Yesterday I recd a letter from my dear cousin he tells me of his being with Mr Twining &c I was quite pleased with his welcome Epistle. I am sorry to hear our dear Myra & her mama is so poorly. I hope she will write soon we join in respectful Compts to all your happy circle in the tenderest commendations of Friendship to our dear Afflicted Theodosia – my love to Lucinda & ye dear little prattlers as to Miss Goddard. Shall I own I am almost – with her I was in hopes she would have hond me with a Letter. I long’d very much to know how your aunt was & how your papa & mama arrived at Broughton but no tidings would the gentle one in all other respects amiable Clarissa send me.
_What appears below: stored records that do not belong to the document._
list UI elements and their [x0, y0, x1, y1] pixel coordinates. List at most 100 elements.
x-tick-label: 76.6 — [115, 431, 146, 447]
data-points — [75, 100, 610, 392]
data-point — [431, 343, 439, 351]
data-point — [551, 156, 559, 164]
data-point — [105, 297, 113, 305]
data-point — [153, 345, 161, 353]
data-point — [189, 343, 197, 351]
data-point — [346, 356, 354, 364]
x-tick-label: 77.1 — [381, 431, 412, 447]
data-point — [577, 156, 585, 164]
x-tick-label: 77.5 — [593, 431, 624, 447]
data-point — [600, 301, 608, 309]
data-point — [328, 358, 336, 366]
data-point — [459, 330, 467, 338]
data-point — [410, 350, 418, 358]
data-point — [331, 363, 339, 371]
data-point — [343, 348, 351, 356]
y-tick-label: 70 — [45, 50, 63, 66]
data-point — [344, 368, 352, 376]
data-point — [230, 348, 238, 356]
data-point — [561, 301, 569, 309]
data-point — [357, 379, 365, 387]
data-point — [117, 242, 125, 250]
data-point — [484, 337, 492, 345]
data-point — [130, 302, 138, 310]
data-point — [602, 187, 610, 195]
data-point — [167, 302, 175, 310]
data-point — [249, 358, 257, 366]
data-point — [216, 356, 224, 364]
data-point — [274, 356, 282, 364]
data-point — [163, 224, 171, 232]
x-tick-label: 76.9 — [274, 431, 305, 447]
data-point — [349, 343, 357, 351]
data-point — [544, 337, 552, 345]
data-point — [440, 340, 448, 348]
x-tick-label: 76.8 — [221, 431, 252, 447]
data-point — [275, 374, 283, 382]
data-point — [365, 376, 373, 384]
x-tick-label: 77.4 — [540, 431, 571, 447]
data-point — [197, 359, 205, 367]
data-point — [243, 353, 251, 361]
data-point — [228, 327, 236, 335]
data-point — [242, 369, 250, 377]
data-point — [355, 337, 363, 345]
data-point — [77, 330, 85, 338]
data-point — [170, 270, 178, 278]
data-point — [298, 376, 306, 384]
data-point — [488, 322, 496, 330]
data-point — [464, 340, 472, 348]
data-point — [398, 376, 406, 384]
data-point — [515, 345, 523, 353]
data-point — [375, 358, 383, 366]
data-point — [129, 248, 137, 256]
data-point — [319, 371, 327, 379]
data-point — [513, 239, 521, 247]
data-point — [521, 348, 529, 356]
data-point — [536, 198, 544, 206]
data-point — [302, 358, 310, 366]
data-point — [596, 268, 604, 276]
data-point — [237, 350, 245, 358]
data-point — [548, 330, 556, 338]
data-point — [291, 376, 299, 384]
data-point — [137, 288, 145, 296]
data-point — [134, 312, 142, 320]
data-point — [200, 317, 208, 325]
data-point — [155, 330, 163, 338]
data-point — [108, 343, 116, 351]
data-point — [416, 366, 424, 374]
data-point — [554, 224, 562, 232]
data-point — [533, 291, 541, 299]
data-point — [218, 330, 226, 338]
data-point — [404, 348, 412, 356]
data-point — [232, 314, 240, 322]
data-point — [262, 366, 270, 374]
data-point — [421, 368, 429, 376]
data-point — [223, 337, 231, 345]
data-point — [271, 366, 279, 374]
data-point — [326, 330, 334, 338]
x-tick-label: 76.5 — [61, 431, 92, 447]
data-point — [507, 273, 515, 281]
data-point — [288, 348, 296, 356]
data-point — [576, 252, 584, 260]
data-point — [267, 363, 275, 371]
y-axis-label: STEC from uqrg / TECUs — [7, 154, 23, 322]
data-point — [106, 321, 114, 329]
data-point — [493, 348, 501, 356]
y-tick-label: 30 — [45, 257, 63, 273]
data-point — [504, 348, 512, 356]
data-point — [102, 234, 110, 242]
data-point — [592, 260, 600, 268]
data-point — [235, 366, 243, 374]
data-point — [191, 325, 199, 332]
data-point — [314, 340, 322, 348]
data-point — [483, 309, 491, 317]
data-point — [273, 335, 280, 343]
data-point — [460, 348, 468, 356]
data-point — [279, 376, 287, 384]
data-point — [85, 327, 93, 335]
Wont you take my part by telling her she should have complied with my request? I think you will my love await her. She will be more kind I hope for ye future –
I have not heard from sister Head since Tuesday last. She with my dear & hond Mother &c was yn well – may a kind providence preserve ym for health & safety. I desire to chearfully confide in yt goodness I have hitherto experienced. O may my Maria be brought safely through the difficult hour. Indeed my dear I cannot express ye distress I was in ye day I left Bradford if you knew it you wou’d pity me but why do I say so I have your tenderest sympathy. You can sympathize for your heart is apt to feel to melt in tenderness at others woe – O may the alwise disposer of Events in mercy preserve each of my dear Friends & long prolong their valued lives. May sincere gratitude for every fresh mercy be implanted in every heart & we all inabled to live to ye praise & glory of ye bounteous donor – Serve praise & adore ye God of all our mercies thro’ Life & be fitted & at last meet in ye blissful regions above where ye absence of one blessing shall not imbitter those we possess but where a full perfection of immortal happiness forever resides is ye prayer of my dearest Silvia your ever Affecte
Sister joins me in ye sincerest affection for my amiable Friend. I have many things to say but see my paper will not admit of it were it not for my Silvias partiality I should think I have allready said enough to tire your patience be you to excuse it I cannot express my Gratitude for your last welcome favour may I look for a letter soon after you come home
Text: Attwater Papers, acc. 76, II.B.2.(e.). Postmark: Devizes. Address: Miss Steele / Broughton / near Stockbridge / Hants; for an annotated edition of this letter, see Timothy Whelan, ed., Nonconformist Women Writers 1720-1840 (London: Pickering & Chatto, 2011), vol. 3, pp. 257-60. Miss Mitford, who originated among the Particular Baptists of London, moved into one of Whitefield’s Societies before becoming a Methodist preacher at the age of twenty-one. By the mid-1760s, Sarah Crosby (1729-1804) and Mary Bosanquet-Fletcher (1739-1815) had gained John Wesley’s approval to preach before men as well as women; many others, like Mitford, followed their example, but their exact numbers are not known. Beginning in the early part of the nineteenth century, however, the Methodist Conference began to restrict women preachers to audiences of their own sex.